Presentation information

[EJ] Evening Poster

S (Solid Earth Sciences) » S-TT Technology & Techniques

[S-TT49] Airborne surveys and monitoring of the Earth

Mon. May 21, 2018 5:15 PM - 6:30 PM Poster Hall (International Exhibition Hall7, Makuhari Messe)

convener:Shigekazu Kusumoto(Graduate School of Science and Engineering for Research, University of Toyama), Shigeo Okuma(Geological Survey of Japan, National Institute of Advanced Industrial Science and Technology (AIST)), Takao Koyama(東京大学地震研究所, 共同), Yuji Mitsuhata(AdvancedIndustrial Science and Technology)

[STT49-P06] Special Techniques for Airborne Survey Technologies Using Unmanned Helicopters in Noboribetsu Volcano

*Tomoya Hayakawa1, Hiroyuki Matsui2, Junji Oshinomi2, Takeshi Hashimoto3 (1.NIPPON KOEI CO., LTD., 2.Muroran Development and Construction Dept., Hokkaido Regional Development Bureau, 3.Hokkaido University Institute of Seismology and Volcanology)

Keywords:unmanned helicopters , industry-university-government collaboration, volcano

1. Introduction
Because the use of unmanned robot technology is an effective way for performing studies in entry-restricted areas during volcanic activity, we have been working to develop survey technologies using a small unmanned helicopter owned by the Hokkaido Regional Development Bureau on Tarumae Volcano, Usu Volcano, and Noboribetsu Volcano through industry-university-government collaboration.
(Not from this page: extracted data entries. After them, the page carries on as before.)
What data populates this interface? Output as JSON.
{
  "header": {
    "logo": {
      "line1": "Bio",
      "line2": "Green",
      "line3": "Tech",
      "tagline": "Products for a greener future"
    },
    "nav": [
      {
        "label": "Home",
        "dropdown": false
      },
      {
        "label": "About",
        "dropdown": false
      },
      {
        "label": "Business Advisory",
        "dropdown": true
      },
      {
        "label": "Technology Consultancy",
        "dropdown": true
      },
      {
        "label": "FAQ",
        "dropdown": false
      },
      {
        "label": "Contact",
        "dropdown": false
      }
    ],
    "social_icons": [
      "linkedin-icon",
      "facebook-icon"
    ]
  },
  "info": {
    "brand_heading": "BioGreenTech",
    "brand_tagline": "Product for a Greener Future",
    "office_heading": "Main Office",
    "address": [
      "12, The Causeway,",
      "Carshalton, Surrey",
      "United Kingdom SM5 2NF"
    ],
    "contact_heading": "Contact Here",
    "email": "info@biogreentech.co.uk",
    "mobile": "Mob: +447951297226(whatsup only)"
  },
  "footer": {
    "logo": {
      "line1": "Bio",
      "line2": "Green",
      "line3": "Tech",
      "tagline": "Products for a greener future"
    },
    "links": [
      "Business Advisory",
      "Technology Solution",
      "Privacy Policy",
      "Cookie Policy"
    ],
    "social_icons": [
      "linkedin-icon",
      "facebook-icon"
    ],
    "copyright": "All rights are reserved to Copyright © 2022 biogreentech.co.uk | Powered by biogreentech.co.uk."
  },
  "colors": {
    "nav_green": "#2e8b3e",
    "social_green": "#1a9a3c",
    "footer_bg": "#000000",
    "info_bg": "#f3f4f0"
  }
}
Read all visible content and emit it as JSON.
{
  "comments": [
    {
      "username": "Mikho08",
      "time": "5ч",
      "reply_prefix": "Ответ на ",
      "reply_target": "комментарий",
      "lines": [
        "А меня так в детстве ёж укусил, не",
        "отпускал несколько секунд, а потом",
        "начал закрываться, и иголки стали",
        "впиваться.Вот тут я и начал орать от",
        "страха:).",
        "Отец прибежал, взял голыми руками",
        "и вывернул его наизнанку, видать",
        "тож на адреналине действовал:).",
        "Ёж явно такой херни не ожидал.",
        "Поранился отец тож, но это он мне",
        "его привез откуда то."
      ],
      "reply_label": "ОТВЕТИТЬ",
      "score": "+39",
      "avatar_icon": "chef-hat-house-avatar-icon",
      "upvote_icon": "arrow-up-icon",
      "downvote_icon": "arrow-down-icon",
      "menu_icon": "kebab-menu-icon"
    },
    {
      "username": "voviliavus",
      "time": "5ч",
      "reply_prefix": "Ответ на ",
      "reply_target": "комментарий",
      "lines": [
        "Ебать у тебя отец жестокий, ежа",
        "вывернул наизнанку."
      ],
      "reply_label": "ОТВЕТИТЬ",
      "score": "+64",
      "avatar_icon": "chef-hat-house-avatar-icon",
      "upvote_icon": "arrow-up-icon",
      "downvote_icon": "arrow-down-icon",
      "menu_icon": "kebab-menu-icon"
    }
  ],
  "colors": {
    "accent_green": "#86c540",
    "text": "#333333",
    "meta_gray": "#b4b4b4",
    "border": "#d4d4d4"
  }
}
In this paper, we discuss the special techniques that we employed with regards to airborne survey technologies, namely, installing antennas using a lift type vehicle, collecting water from the air, and sampling volcanic ejecta as well as discuss the equipment used and specific methods for performing these tasks.

2. Small unmanned helicopter specifications and survey location:
In this study, we used YAMAHA RMAX-G1 type. The helicopter's maximum flight time is roughly 90minutes with a range of up to a 5km radius from the base station. Its payload capacity is 10kg at an elevation of 0meters at 20ºC.
In this study, the survey location was the Noboribetsu volcano, and set up a takeoff/landing pad at an elevation of 578.7m near Kaminoboribetsu. For water collection, the helicopter was flown to Oyunuma 1.9km away, and for volcanic ejecta sampling, to the northern slope of the Mt. Hiyoriyama 2.0km away. All studies were conducted from the air.
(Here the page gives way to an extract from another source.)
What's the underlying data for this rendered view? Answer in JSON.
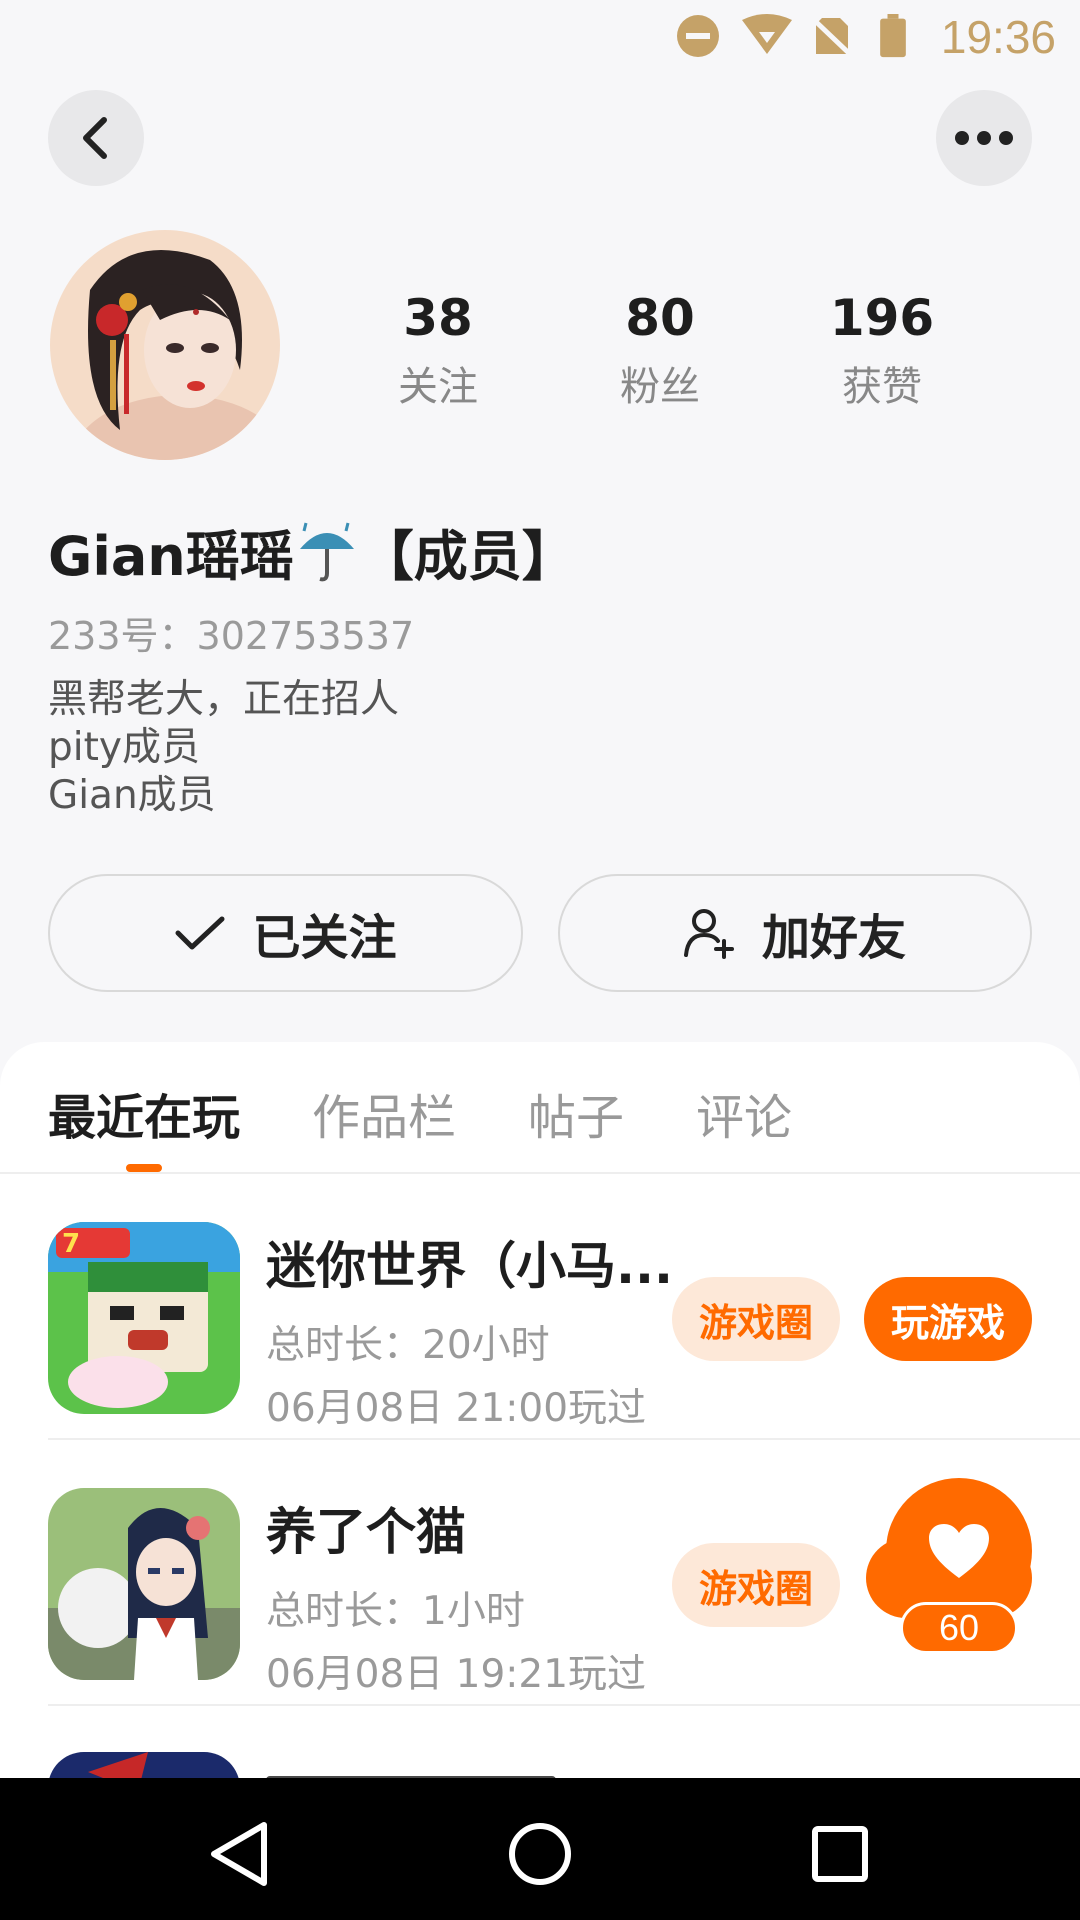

3. Installing antennas using a lift type vehicle:
Wireless transmission between the base station and the small unmanned helicopter consists of a 2.4GHz data communication band for operations, and an analog 1.2GHz band for camera images. Both bands require good visibility. Trees may often not have a blocking effect, but we used a lift type vehicle to install both antennas higher than the tree. The lift type vehicle is the so-called "super deck" with a platform of approximately 2.5×1.5m. It allows two people. With the use of this, we were able to assign both the antenna operator and visual helicopter watchperson at the high platform, and the antennas could be attached to the handrails.

4. Collecting water from the air:
The helicopter was flown to Oyunuma and made to hover roughly 50-60meters above the ground. Its hanging water collector (Multi-purpose underground water collecto) was then lowered by winch to collect water. While this was a relatively simple method of collection, we needed to employ special techniques to ensure that [1]mixing of bottom mud in sampled water and, and [2]tipping over the sampler on the ground. We were able to overcome issue [1] by checking the distance between the swamp's surface and the water collector's shadow. As for [2], hovered the helicopter about 5m above, and successfully leaned it against the rod.
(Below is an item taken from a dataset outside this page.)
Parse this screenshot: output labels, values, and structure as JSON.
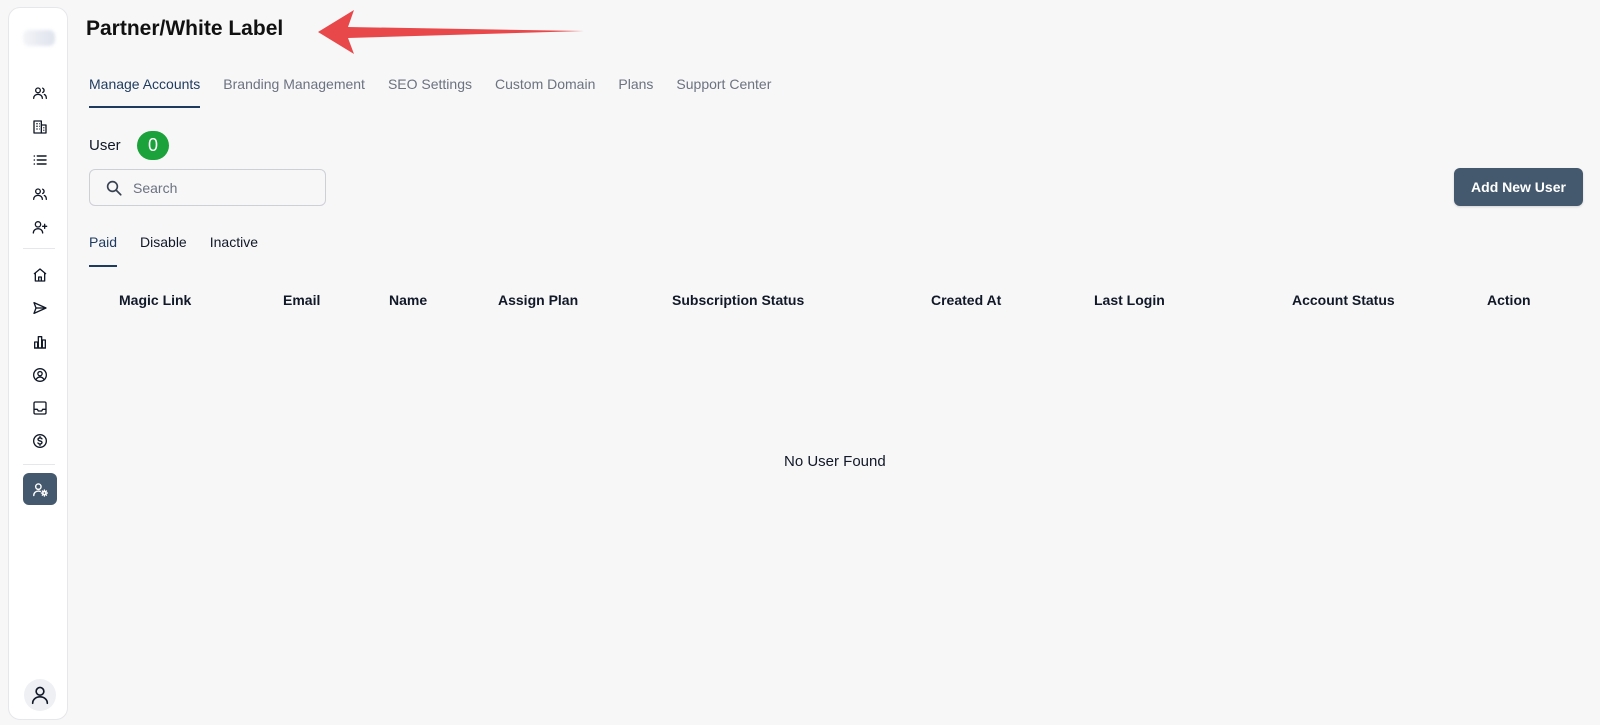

5. Volcanic ejecta sampling method:
For volcanic ejecta sampling, the helicopter was again hovered roughly 50-60m above the ground, and a hanging sampler was lowered by winch to collect volcanic ejecta. Before the operation, we fixed a 2x2m square blue sheet in place at the target point, and laid volcanic ash onto this sheet to a few cm. We tested a variety of shapes, including ball types and bucket types, and while we used a very simple method consisting of double-sided tape attached to a ball type sampler to make the volcanic ejecta attach to the sampler. Because sampling will be more consistent the flatter the touchdown surface is, we used weights used in pickling pots, and have determined the optimum weight to be 1.5kg taking into consideration winch load. As for double-sided tape, we tested tapes [1] 1.2mm thick, [2] 0.75mm thick (for plastics), [3] 2mm thick, and [4] 0.75mm thick (multi-purpose). The amount of attached material was the greatest on tapes [1] and [4], and smallest on tape [3].

6. In closing:
In order to implement emergency studies during an eruption, we will need to have command of these special techniques as part of our know-how.